Klimatisierung von Vitrinen und Depotschränken in der Praxis

Seminarvortrag Christoph Waller, aktualisiert Juli 2000

3.4 Mengenberechnung für Feuchtigkeitspuffer

Zunächst muss die Vitrinendichtigkeit abgeschätzt oder beim Hersteller erfragt werden, wobei Druckgefälle durch Temperaturschwankungen etc. mit einberechnet werden müssen. Ab einem gewissen Punkt werden Berechnungen zu ungenau und müssen Werte experimentell oder in der Praxis gefunden werden. Eine praktikable Methode beschreibt Thomson (Thomson 1977), wobei er die Halbwertszeit einer Vitrine ermittelt, also die Zeit, die eine Vitrine benötigt, um sich zur Hälfte neuen Klimabedingungen anzupassen. Nehmen wir an, wir kämen auf einen Wert von 0,2 Luftwechsel pro Tag und hätten eine Vitrine mit 1 m³ Volumen. Nehmen wir außerdem an, wir hätten keine Holzeinbauten etc. in der Vitrine.

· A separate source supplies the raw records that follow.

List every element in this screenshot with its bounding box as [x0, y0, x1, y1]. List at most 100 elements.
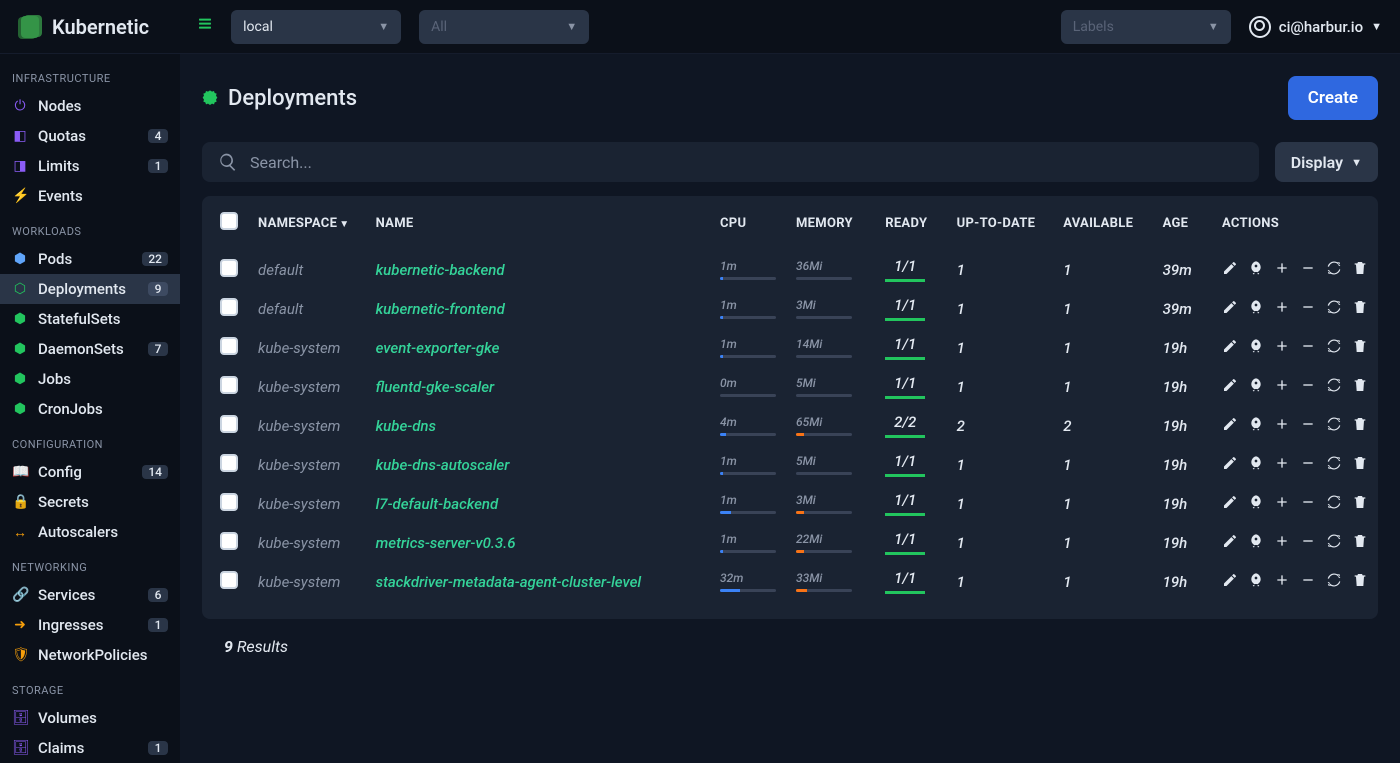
sidebar-item-volumes[interactable]: 🗄Volumes	[0, 703, 180, 733]
namespace-select[interactable]: All ▼	[419, 10, 589, 44]
trash-action-icon[interactable]	[1352, 377, 1368, 397]
refresh-action-icon[interactable]	[1326, 260, 1342, 280]
row-checkbox[interactable]	[220, 532, 238, 550]
table-row[interactable]: kube-systemkube-dns-autoscaler1m5Mi1/111…	[202, 445, 1378, 484]
cell-name[interactable]: kubernetic-backend	[376, 261, 505, 279]
minus-action-icon[interactable]	[1300, 533, 1316, 553]
cell-name[interactable]: metrics-server-v0.3.6	[376, 534, 516, 552]
minus-action-icon[interactable]	[1300, 299, 1316, 319]
sidebar-item-jobs[interactable]: ⬢Jobs	[0, 364, 180, 394]
refresh-action-icon[interactable]	[1326, 416, 1342, 436]
minus-action-icon[interactable]	[1300, 572, 1316, 592]
col-namespace[interactable]: NAMESPACE▼	[248, 196, 366, 250]
trash-action-icon[interactable]	[1352, 455, 1368, 475]
search-box[interactable]	[202, 142, 1259, 182]
trash-action-icon[interactable]	[1352, 260, 1368, 280]
trash-action-icon[interactable]	[1352, 416, 1368, 436]
row-checkbox[interactable]	[220, 415, 238, 433]
row-checkbox[interactable]	[220, 259, 238, 277]
refresh-action-icon[interactable]	[1326, 338, 1342, 358]
context-select[interactable]: local ▼	[231, 10, 401, 44]
search-input[interactable]	[250, 153, 1243, 172]
table-row[interactable]: kube-systemevent-exporter-gke1m14Mi1/111…	[202, 328, 1378, 367]
edit-action-icon[interactable]	[1222, 299, 1238, 319]
minus-action-icon[interactable]	[1300, 416, 1316, 436]
rocket-action-icon[interactable]	[1248, 572, 1264, 592]
col-uptodate[interactable]: UP-TO-DATE	[947, 196, 1054, 250]
trash-action-icon[interactable]	[1352, 338, 1368, 358]
row-checkbox[interactable]	[220, 493, 238, 511]
refresh-action-icon[interactable]	[1326, 494, 1342, 514]
rocket-action-icon[interactable]	[1248, 299, 1264, 319]
trash-action-icon[interactable]	[1352, 494, 1368, 514]
refresh-action-icon[interactable]	[1326, 377, 1342, 397]
edit-action-icon[interactable]	[1222, 533, 1238, 553]
col-name[interactable]: NAME	[366, 196, 710, 250]
sidebar-item-services[interactable]: 🔗Services6	[0, 580, 180, 610]
plus-action-icon[interactable]	[1274, 533, 1290, 553]
row-checkbox[interactable]	[220, 454, 238, 472]
rocket-action-icon[interactable]	[1248, 377, 1264, 397]
sidebar-item-ingresses[interactable]: ➜Ingresses1	[0, 610, 180, 640]
edit-action-icon[interactable]	[1222, 416, 1238, 436]
edit-action-icon[interactable]	[1222, 260, 1238, 280]
minus-action-icon[interactable]	[1300, 260, 1316, 280]
cell-name[interactable]: l7-default-backend	[376, 495, 499, 513]
plus-action-icon[interactable]	[1274, 494, 1290, 514]
sidebar-item-statefulsets[interactable]: ⬢StatefulSets	[0, 304, 180, 334]
refresh-action-icon[interactable]	[1326, 455, 1342, 475]
rocket-action-icon[interactable]	[1248, 455, 1264, 475]
row-checkbox[interactable]	[220, 337, 238, 355]
trash-action-icon[interactable]	[1352, 299, 1368, 319]
sidebar-item-events[interactable]: ⚡Events	[0, 181, 180, 211]
trash-action-icon[interactable]	[1352, 572, 1368, 592]
rocket-action-icon[interactable]	[1248, 338, 1264, 358]
sidebar-item-autoscalers[interactable]: ↔Autoscalers	[0, 517, 180, 547]
minus-action-icon[interactable]	[1300, 455, 1316, 475]
sidebar-item-deployments[interactable]: ⬡Deployments9	[0, 274, 180, 304]
sidebar-item-daemonsets[interactable]: ⬢DaemonSets7	[0, 334, 180, 364]
create-button[interactable]: Create	[1288, 76, 1378, 120]
context-icon[interactable]	[197, 16, 213, 37]
minus-action-icon[interactable]	[1300, 338, 1316, 358]
refresh-action-icon[interactable]	[1326, 533, 1342, 553]
sidebar-item-cronjobs[interactable]: ⬢CronJobs	[0, 394, 180, 424]
plus-action-icon[interactable]	[1274, 455, 1290, 475]
table-row[interactable]: kube-systemstackdriver-metadata-agent-cl…	[202, 562, 1378, 601]
user-menu[interactable]: ci@harbur.io ▼	[1249, 16, 1382, 38]
rocket-action-icon[interactable]	[1248, 494, 1264, 514]
col-available[interactable]: AVAILABLE	[1053, 196, 1152, 250]
table-row[interactable]: defaultkubernetic-backend1m36Mi1/11139m	[202, 250, 1378, 289]
row-checkbox[interactable]	[220, 376, 238, 394]
table-row[interactable]: defaultkubernetic-frontend1m3Mi1/11139m	[202, 289, 1378, 328]
row-checkbox[interactable]	[220, 571, 238, 589]
col-age[interactable]: AGE	[1153, 196, 1212, 250]
cell-name[interactable]: kube-dns-autoscaler	[376, 456, 510, 474]
edit-action-icon[interactable]	[1222, 455, 1238, 475]
plus-action-icon[interactable]	[1274, 299, 1290, 319]
edit-action-icon[interactable]	[1222, 377, 1238, 397]
rocket-action-icon[interactable]	[1248, 533, 1264, 553]
plus-action-icon[interactable]	[1274, 260, 1290, 280]
sidebar-item-pods[interactable]: ⬢Pods22	[0, 244, 180, 274]
sidebar-item-config[interactable]: 📖Config14	[0, 457, 180, 487]
table-row[interactable]: kube-systemkube-dns4m65Mi2/22219h	[202, 406, 1378, 445]
col-ready[interactable]: READY	[875, 196, 946, 250]
select-all-checkbox[interactable]	[220, 212, 238, 230]
edit-action-icon[interactable]	[1222, 572, 1238, 592]
row-checkbox[interactable]	[220, 298, 238, 316]
table-row[interactable]: kube-systemmetrics-server-v0.3.61m22Mi1/…	[202, 523, 1378, 562]
table-row[interactable]: kube-systemfluentd-gke-scaler0m5Mi1/1111…	[202, 367, 1378, 406]
table-row[interactable]: kube-systeml7-default-backend1m3Mi1/1111…	[202, 484, 1378, 523]
minus-action-icon[interactable]	[1300, 494, 1316, 514]
sidebar-item-networkpolicies[interactable]: 🛡NetworkPolicies	[0, 640, 180, 670]
cell-name[interactable]: event-exporter-gke	[376, 339, 500, 357]
plus-action-icon[interactable]	[1274, 338, 1290, 358]
labels-select[interactable]: Labels ▼	[1061, 10, 1231, 44]
col-memory[interactable]: MEMORY	[786, 196, 875, 250]
cell-name[interactable]: fluentd-gke-scaler	[376, 378, 495, 396]
plus-action-icon[interactable]	[1274, 377, 1290, 397]
refresh-action-icon[interactable]	[1326, 299, 1342, 319]
edit-action-icon[interactable]	[1222, 338, 1238, 358]
rocket-action-icon[interactable]	[1248, 416, 1264, 436]
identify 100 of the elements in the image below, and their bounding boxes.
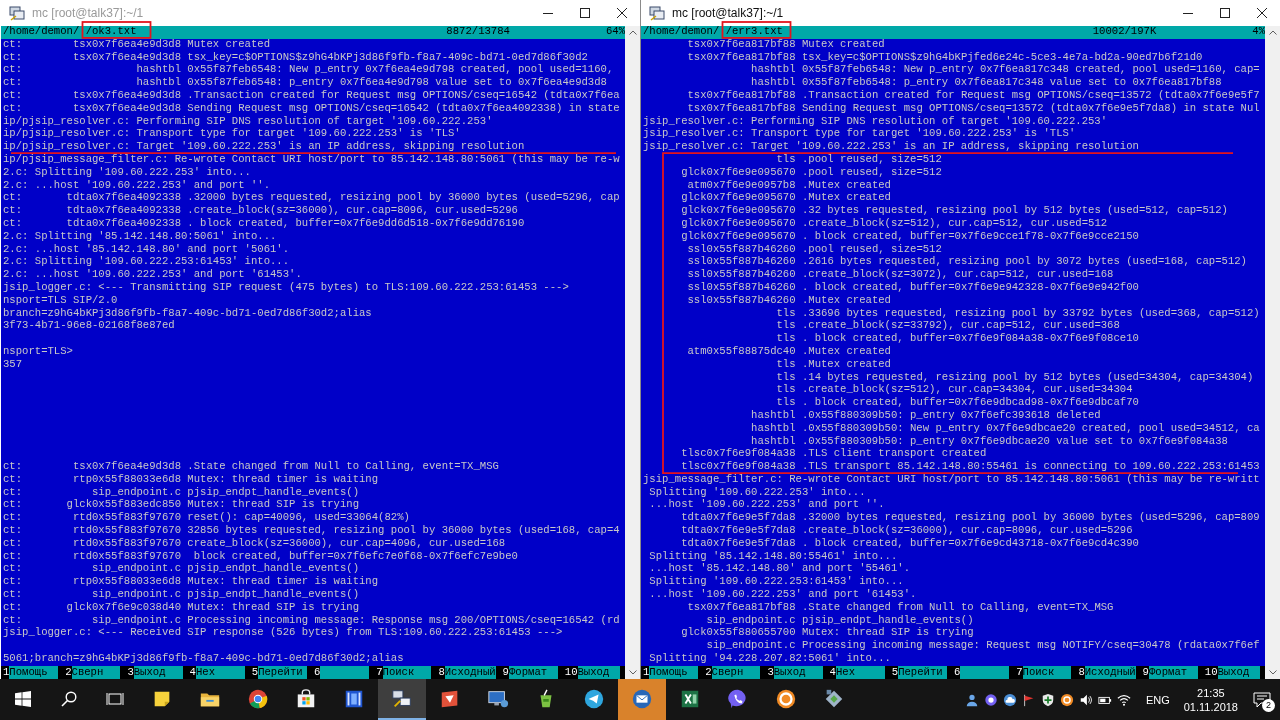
log-line: ...host '109.60.222.253' and port ''. [649,499,885,511]
log-line: jsip_resolver.c: Transport type for target '109.60.222.253' is 'TLS' [643,128,1076,140]
scroll-down-icon[interactable] [1268,670,1277,675]
log-line: 5061;branch=z9hG4bKPj3d86f9fb-f8a7-409c-bd71-0ed7d86f30d2;alias [3,653,404,665]
log-line: ct: tdta0x7f6ea4092338 .create_block(sz=36000), cur.cap=8096, cur.used=5296 [3,205,518,217]
highlight-frame [81,21,152,39]
log-line: 2.c: ...host '85.142.148.80' and port '5061'. [3,243,290,255]
log-line: 2.c: Splitting '85.142.148.80:5061' into... [3,230,277,242]
log-line: ct: sip_endpoint.c pjsip_endpt_handle_events() [3,563,359,575]
speaker-icon[interactable] [1078,692,1093,707]
log-line: ct: sip_endpoint.c Processing incoming message: Response msg 200/OPTIONS/cseq=16542 (rd [3,614,620,626]
log-line: ...host '85.142.148.80' and port '55461'. [649,563,910,575]
log-line: tls .create_block(sz=33792), cur.cap=512, cur.used=368 [776,320,1120,332]
log-line: 2.c: ...host '109.60.222.253' and port '61453'. [3,269,302,281]
log-line: glck0x55f880655700 Mutex: thread SIP is trying [681,627,974,639]
language-indicator[interactable]: ENG [1137,693,1178,706]
wifi-icon[interactable] [1116,692,1131,707]
minimize-icon [542,12,553,14]
log-line: tls .Mutex created [776,358,891,370]
cloud-icon[interactable] [1002,692,1017,707]
log-line: nsport=TLS SIP/2.0 [3,294,118,306]
log-line: 2.c: Splitting '109.60.222.253:61453' into... [3,256,290,268]
log-line: ct: tdta0x7f6ea4092338 . block created, buffer=0x7f6e9dd6d518-0x7f6e9dd76190 [3,217,525,229]
log-line: ssl0x55f887b46260 .2616 bytes requested, resizing pool by 3072 bytes (used=168, cap=512) [687,256,1247,268]
log-line: tdta0x7f6e9e5f7da8 .create_block(sz=36000), cur.cap=8096, cur.used=5296 [681,525,1133,537]
scroll-up-icon[interactable] [628,30,637,35]
ring-icon [775,687,797,710]
log-line: ip/pjsip_message_filter.c: Re-wrote Contact URI host/port to 85.142.148.80:5061 (this may be re-w [3,153,620,165]
log-line: ct: tsx0x7f6ea4e9d3d8 Sending Request msg OPTIONS/cseq=16542 (tdta0x7f6ea4092338) in state [3,102,620,114]
log-line: ip/pjsip_resolver.c: Performing SIP DNS resolution of target '109.60.222.253' [3,115,493,127]
log-line: atm0x7f6e9e0957b8 .Mutex created [687,179,891,191]
log-line: hashtbl 0x55f87feb6548: p_entry 0x7f6ea817c348 value set to 0x7f6ea817bf88 [751,77,1222,89]
minimize-icon [1182,12,1193,14]
position-counter: 10002/197K [1092,26,1157,37]
log-line: ssl0x55f887b46260 . block created, buffer=0x7f6e9e942328-0x7f6e9e942f00 [687,281,1139,293]
log-line: tsx0x7f6ea817bf88 .Transaction created for Request msg OPTIONS/cseq=13572 (tdta0x7f6e9e5f7 [687,90,1260,101]
scrollbar[interactable] [625,26,640,679]
computers-icon [391,687,413,710]
taskbar-button[interactable] [378,679,426,720]
log-line: ct: tdta0x7f6ea4092338 .32000 bytes requested, resizing pool by 36000 bytes (used=5296, cap [3,192,620,204]
clock[interactable]: 21:35 01.11.2018 [1177,685,1244,714]
scrollbar[interactable] [1265,26,1280,679]
log-line: hashtbl .0x55f880309b50: p_entry 0x7f6efc393618 deleted [751,409,1101,421]
log-line: ssl0x55f887b46260 .Mutex created [687,294,891,306]
flag-icon[interactable] [1021,692,1036,707]
log-line: jsip_logger.c: <--- Transmitting SIP request (475 bytes) to TLS:109.60.222.253:61453 ---> [3,281,569,293]
log-line: tdta0x7f6e9e5f7da8 .32000 bytes requested, resizing pool by 36000 bytes (used=5296, cap=809 [681,512,1260,524]
log-line: 3f73-4b71-96e8-02168f8e87ed [3,320,175,332]
file-path: /err3.txt [725,26,783,37]
log-line: ct: rtp0x55f88033e6d8 Mutex: thread timer is waiting [3,473,379,485]
chat-icon[interactable] [983,692,998,707]
log-line: ct: hashtbl 0x55f87feb6548: p_entry 0x7f6ea4e9d798 value set to 0x7f6ea4e9d3d8 [3,77,607,89]
log-line: Splitting '109.60.222.253:61453' into... [649,576,904,588]
start-icon [15,690,31,707]
log-line: branch=z9hG4bKPj3d86f9fb-f8a7-409c-bd71-0ed7d86f30d2;alias [3,307,372,319]
scroll-down-icon[interactable] [628,670,637,675]
shield-icon[interactable] [1040,692,1055,707]
person-icon[interactable] [964,692,979,707]
file-path: /home/demon/ [643,26,720,37]
ring-icon[interactable] [1059,692,1074,707]
mail-icon [631,687,653,710]
close-icon [616,8,627,18]
close-icon [1256,8,1267,18]
log-line: ct: rtd0x55f883f97670 reset(): cap=40096, used=33064(82%) [3,512,410,524]
log-line: tsx0x7f6ea817bf88 .State changed from Null to Calling, event=TX_MSG [687,601,1114,613]
log-line: jsip_resolver.c: Target '109.60.222.253' is an IP address, skipping resolution [643,141,1139,153]
file-path: /ok3.txt [85,26,137,37]
notification-button[interactable]: 2 [1244,679,1280,720]
log-line: ssl0x55f887b46260 .pool reused, size=512 [687,243,942,255]
log-line: jsip_message_filter.c: Re-wrote Contact URI host/port to 85.142.148.80:5061 (this may be re-writt [643,473,1260,485]
scroll-up-icon[interactable] [1268,30,1277,35]
log-line: glck0x7f6e9e095670 .create_block(sz=512), cur.cap=512, cur.used=512 [681,217,1108,229]
window-title: mc [root@talk37]:~/1 [672,6,784,20]
log-line: ct: rtd0x55f883f97670 block created, buffer=0x7f6efc7e0f68-0x7f6efc7e9be0 [3,550,518,562]
computer-icon [649,5,665,21]
log-line: ct: rtd0x55f883f97670 32856 bytes requested, resizing pool by 36000 bytes (used=168, cap=4 [3,525,620,537]
maximize-icon [579,8,590,18]
log-line: ct: tsx0x7f6ea4e9d3d8 .Transaction created for Request msg OPTIONS/cseq=16542 (tdta0x7f6ea [3,90,620,101]
log-line: ct: tsx0x7f6ea4e9d3d8 tsx_key=c$OPTIONS$z9hG4bKPj3d86f9fb-f8a7-409c-bd71-0ed7d86f30d2 [3,51,588,63]
log-line: hashtbl 0x55f87feb6548: New p_entry 0x7f6ea817c348 created, pool used=1160, cap= [751,64,1260,76]
notification-icon [1253,691,1271,708]
log-line: tsx0x7f6ea817bf88 Mutex created [687,38,885,50]
log-line: glck0x7f6e9e095670 .Mutex created [681,192,891,204]
percent-readout: 64% [605,26,625,37]
log-line: ...host '109.60.222.253' and port '61453'. [649,589,917,601]
log-line: nsport=TLS> [3,345,73,357]
log-line: ct: sip_endpoint.c pjsip_endpt_handle_events() [3,589,359,601]
log-line: hashtbl .0x55f880309b50: p_entry 0x7f6e9dbcae20 value set to 0x7f6e9f084a38 [751,435,1228,447]
log-line: ip/pjsip_resolver.c: Transport type for target '109.60.222.253' is 'TLS' [3,128,461,140]
percent-readout: 4% [1252,26,1265,37]
window-title: mc [root@talk37]:~/1 [32,6,144,20]
notification-count: 2 [1262,699,1275,712]
search-icon [61,690,77,707]
log-line: tls .14 bytes requested, resizing pool by 512 bytes (used=34304, cap=34304) [776,371,1254,383]
log-line: tls . block created, buffer=0x7f6e9dbcad98-0x7f6e9dbcaf70 [776,397,1139,409]
log-line: tls .pool reused, size=512 [776,153,942,165]
file-path: /home/demon/ [3,26,80,37]
map-icon [823,687,845,710]
log-line: Splitting '109.60.222.253' into... [649,486,866,498]
log-line: jsip_logger.c: <--- Received SIP response (526 bytes) from TLS:109.60.222.253:61453 ---> [3,627,563,639]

Als zweites muss der gewünschte Mittelwert in der Vitrine ( z.B. 50% ±5% rF) mit dem Mittelwert der Umgebungsfeuchte (z.B. 65% rF) verglichen werden - die rF in der Vitrine müsste also im Schnitt um 15% rF gesenkt werden. Wenn wir uns von den komplizierten Kurven des Mollier-Diagramms drei Werte einprägen, können wir abschätzen, wie viel Wasser der Puffer bei jedem Luftwechsel aufnehmen muss:

Bei 10°C entsprechen 100% rF ca. 9,4 g Wasser /m³ Luft,

bei 20°C ca. 17,3 g

bei 30°C ca. 30,3 g

Bei 20°C würden 15% rF, die wir die Vitrine trockener halten wollen, einer Wassermenge von rund 2,5 g Wasser entsprechen, die der Puffer bei jedem Luftwechsel, in unserem Fall also alle 5 Tage aufnehmen muss. Im Monat entsprächen dies 15 g Wasser. Für eine Ausstellung von 3 Monaten müsste der Puffer dann zwischen 45% und 55% rF die Menge von 45 g Wasser aufnehmen können, (bzw. etwas mehr, wenn man die Öffnungsphasen bei Ausstellungsaufbau mit einberechnet). Sagen wir also lieber 60 g. Hierzu wären gemäß den Diagrammen als Puffermenge notwendig: ca. 750 g PROSORB oder Arten-Gel, ca. 1,7 kg Silikagel oder 5 kg Baumwolle, jeweils vorkonditioniert auf 45% rF. Eine entsprechende Rechnung ließe sich auch für die Klimatisierung mit Salzlösungen anstellen.

Die einfachste und sicherste Methode besteht meist darin, von einer derartigen groben Rechnung auszugehen und anschließend das Klima in der Vitrine kontinuierlich zu messen und zu kontrollieren. Der Zeitpunkt, wann der Puffer nachkonditioniert werden muss und ob es sinnvoll ist, mehr Puffer einzubringen und dadurch einen verlängerten Wartungsabstand zu haben, ergibt sich dadurch von selbst. Damit zum Nachkonditionieren nicht die gesamte Vitrineneinrichtung abgebaut werden muss und damit das Klima in der Vitrine nicht kurzzeitig zusammenbricht, ist es sehr günstig, wenn die Vitrine über eine Schublade oder ein Fach verfügt, wodurch das Klimatisierungsmittel von außen zugänglich ist.

Eine Vitrine, klimatisiert durch eine Holzplatte:

Diese Vitrine sollte auf 40% rF ±5% klimatisiert werden. Zwei Wochen vor der Ausstellung hatten wir daher zwei Art Sorb Kassetten und einige Trockenmittelbeutel in die Vitrine gegeben, bis sich der richtige Wert einstellte. Kurz vor der Ausstellung nahm ein wohlmeinender Kollege die Kassetten und Beutelchen jedoch wieder heraus, sodass nur noch das Holz in der Vitrine zurückblieb. Überraschenderweise blieb das Vitrinenklima über mehrere Wochen konstant bei 38% rF. Der Zufall wollte es, dass die Einbauten vorher lange in einem trockenen Ausstellungsraum gelagert waren. Das Vorkonditionieren der Einbauten (über mehrere Monate hinweg) kann demnach unter Umständen ausreichen, eine sehr dichte Vitrine über die Dauer einer Ausstellung zu klimatisieren.

Holzwerkstoffe in Vitrinen sind leider aufgrund ihrer Ausdünstungen nicht unproblematisch. Hierüber mehr im Kapitel "Luftschadstoffe".